Durch das spürbare Abnehmen der Auswirkungen der Corona-Virus-Pandemie ist nun auch eine Rückkehr zu gewohnten Arbeitsverhältnissen auf der internationalen Ebene wieder möglich. So konnte der DHV mit dem Bundesgeschäftsführer Henning Röders und dem Landesgeschäftsführer Lukas Menzel zwei Delegierte zum WOW-Seminar vom 08.-10.02.2023 nach Lissabon entsenden. Unter dem Überthema „Einheit in Vielfalt und Vielfalt in Einheit: Vielfalt braucht Gleichheit“ tauschten sich die Vertreterinnen und Vertreter von Arbeitnehmerorganisationen aus 18 verschiedenen Nationen zu den unterschiedlichen Formen von Diskriminierungen am Arbeitsplatz, ihren Auswirkungen und Möglichkeiten zu ihrer Überwindung aus. Gleich zu Beginn der Tagung erinnerte der Vize-Präsident Mikael Arendt Laursen (Krifa-Dänemark) an die bedrückende internationale Situation angesichts des nun fast ein Jahr andauernden Überfalls Russlands auf die Ukraine und der humanitären Katastrophe durch das Erdbeben in der Türkei und Syrien. Daher übergab er das Wort an unsere Kollegin Viktoriia Matsiupa (VOST-VOLYA), die uns einen deutlichen Eindruck von dem fürchterlichen Leid vermittelte, dass aufgrund von Verwüstung, Tod und Verstümmelung über unsere Mitmenschen in der Ukraine hereingebrochen ist.

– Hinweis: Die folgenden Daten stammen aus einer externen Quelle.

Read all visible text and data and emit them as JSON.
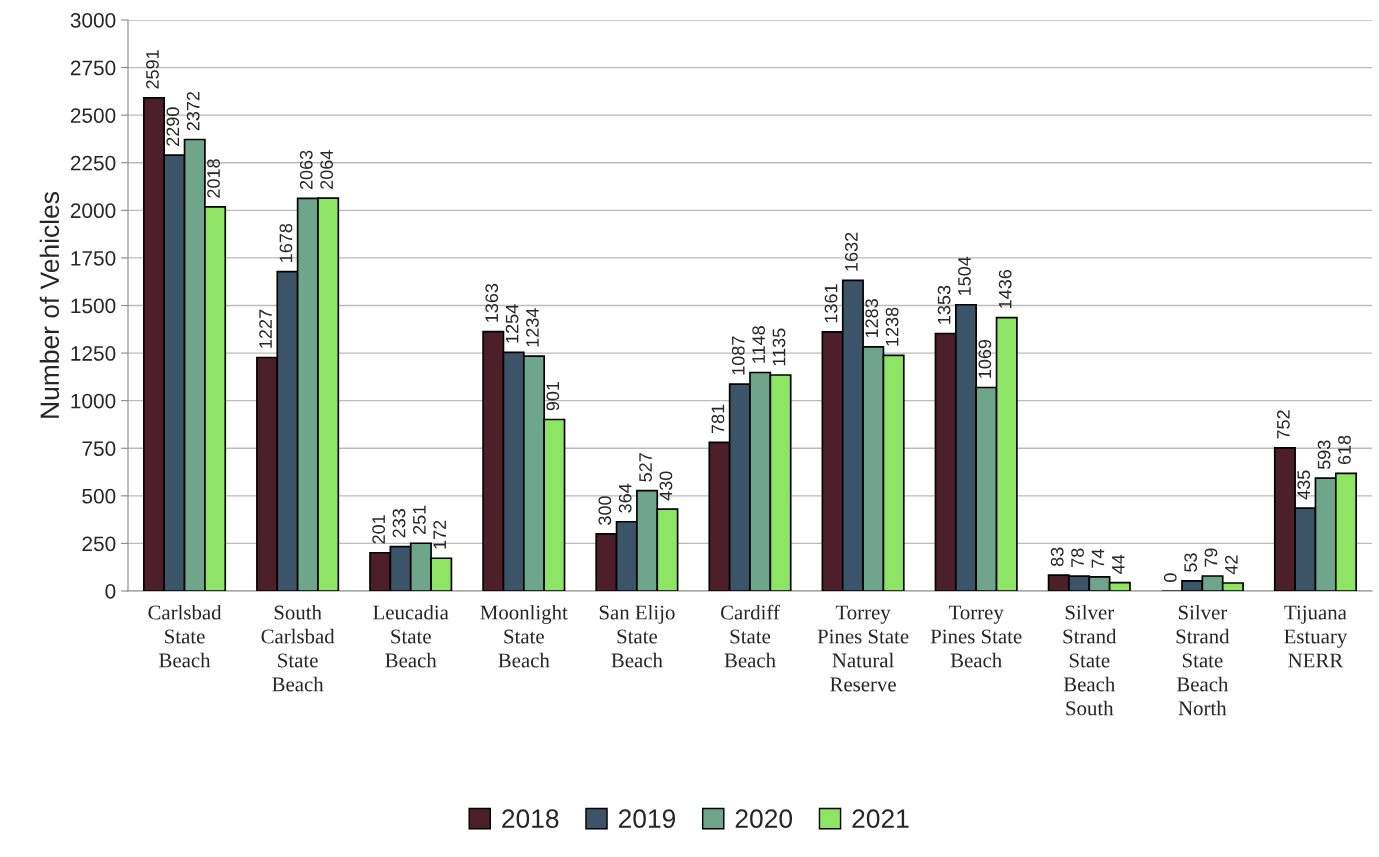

Zwar drückte sie Zuversicht aus, dass die Ukrainer mit westlicher Unterstützung die Invasoren besiegen können, aber sie befürchtet, dass auf dem Weg dorthin die Chance auf eine bessere Zukunft gerade für die Jüngeren im Land verloren geht. Für ihren starken Beitrag erhält Viktoriia Matsiupa anhaltenden Applaus. Mikael Laussen greift die Stimmung der Anwesenden auf, indem er darauf hinweist, dass die Aufgaben, mit denen wir uns in unserer täglichen Arbeit konfrontiert sehen, im Vergleich sehr klein wirken. Trotzdem müssen wir als Gewerkschafter, die unseren gemeinsamen christlichen Wertekanon immer im Hinterkopf haben, unser Bestes geben, täglich für die Anliegen der Beschäftigten einzutreten und auf ein stetiges Verbessern der Arbeitsverhältnisse und –bedingungen für alle hinzuwirken.

Dass es immer noch zu einer erheblichen Schlechterstellung einer bestimmten Personengruppe im Arbeitsleben kommt, wurde deutlich, als Prof. Maira Paulo Pestana de Freitas Pinto ihre Untersuchungen zum Umgang mit Menschen mit Behinderungen auf dem portugiesischen Arbeitsmarkt vorstellte. Mit dem Wechsel vom medizinischen zum sozialen Betrachtungsmodell ist zwar in den vergangenen Jahrzehnten ein bedeutender Wechsel zum Besseren hin vollzogen worden. Nun stellt man nicht mehr die Einschränkungen durch die Behinderung, sondern die oft einschränkende Umgebung in den Mittelpunkt der Betrachtungen. Mit der Umsetzung der Bestimmungen der UNO Menschenrechtskonvention zu den Rechten von Menschen mit Behinderung, ist nun auch deren Anspruch auf Beschäftigung als Teil ihrer Menschenwürde anerkannt. Aber es lässt sich im portugiesischen Arbeitsmarkt eine klare Segregation feststellen, die dafür sorgt, dass Behinderte hauptsächlich in staatlich gefertigten Werkstätten oder speziell eingerichteten Praktikumsplätzen eingesetzt werden, wo sie unabhängig von ihrer tatsächlichen Leistungsfähigkeit nur wenig anspruchsvolle Tätigkeiten ausüben und oft nur über einen kurzen Zeitraum beschäftigt werden. Zwar liegt der Schnitt von Arbeitnehmerinnen und Arbeitnehmern mit Behinderung über dem europäischen Durchschnitt aber gleichzeitig werden die von der Regierung gesteckten Ziele klar unterschritten und gerade bei den älteren Personen mit Behinderung ist die Gefahr der dauerhaften Arbeitslosigkeit besonders ausgeprägt. Prof. Maria Pinto sieht hier gerade die Gewerkschaften in der Pflicht in Diskussionen mit der Politik und Verhandlungen mit den Arbeitgebern verstärkt auf einen inklusiven Arbeitsmarkt hinzuwirken.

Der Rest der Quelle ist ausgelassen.